CONCORD, N.H. – A small Catholic university in southern New Hampshire is becoming the latest college to offer a money-back guarantee of sorts to its students.
Rivier University, which has a total student population of about 2,600 in Nashua, has created an “Employment Promise Program” that will be available to full-time undergraduates starting with the class of 2020. Students are guaranteed to land a job within nine months of graduation, or the school with either pay their federally subsidized students loans for up to a year or enrol them in up to six master’s degree courses tuition-free.
“We want to send a message that we recruit not just for the first year, but we’re a partner throughout an educational experience with students,” university president Sister Paula Marie Buley said.
“The Rivier Employment Promise is really the university’s commitment to partner with students in the classroom, on campus, in the community and ultimately, a career,” she said.
The university typically has about 200 incoming freshman each year, and Buley expects most of them to participate in the program. Students must maintain a 3.0 minimum grade point average and participate in a variety of activities, including career counselling, community service and internships. In return, the university will provide specialized academic and career action plans designed to enhance a student’s employability.
“We’re focusing on the goal of an undergraduate education — the academic rigour, the values, the skill set, the ability to work with other people, to communicate ideas — and we give students ways to practice all their skills while they’re still at the university,” Buley said.
While the Rivier program is the first of its kind in New Hampshire, colleges and universities around the country offer similar deals.
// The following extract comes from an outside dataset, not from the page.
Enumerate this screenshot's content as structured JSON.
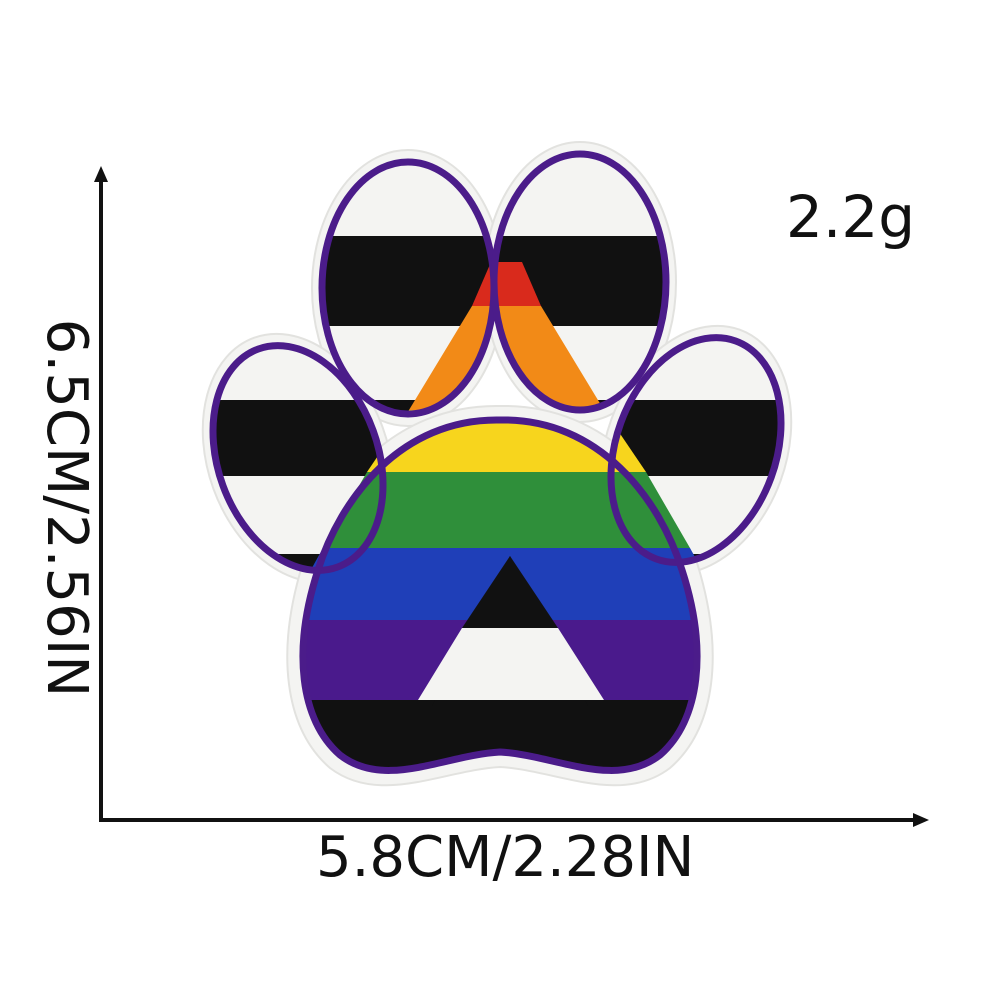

In Waterville, Maine, Thomas College pays federal student loans for up to a year or offers free master’s degree courses to students who follow certain steps as undergraduates and don’t get jobs related to their majors within six months of graduation. Capitol College in Laurel, Maryland, guarantees qualified graduates a job with a competitive salary within 90 days of graduation or the school will provide up to 36 additional undergraduate credits. And Adrian College in Michigan pays some or all student loan payments until graduates make $37,000 a year.
When the latter program was launched in 2014, college officials framed it as a solution to skyrocketing tuition costs and student loan defaults. At Rivier, where the annual undergraduate tuition is $28,800, Buley said the program also is aimed at reassuring parents that the significant cost is worth it.
“We know that they are very interested in the career preparation and the employability of their students in all academic disciplines,” she said. “I think you see even more today that parents and students are in partnership in selecting an institution, and this really speaks to the interests of both parents and students.”
For Rivier University class of 2014, 95 per cent were either employed, in graduate school or in the military six months after graduation, she said.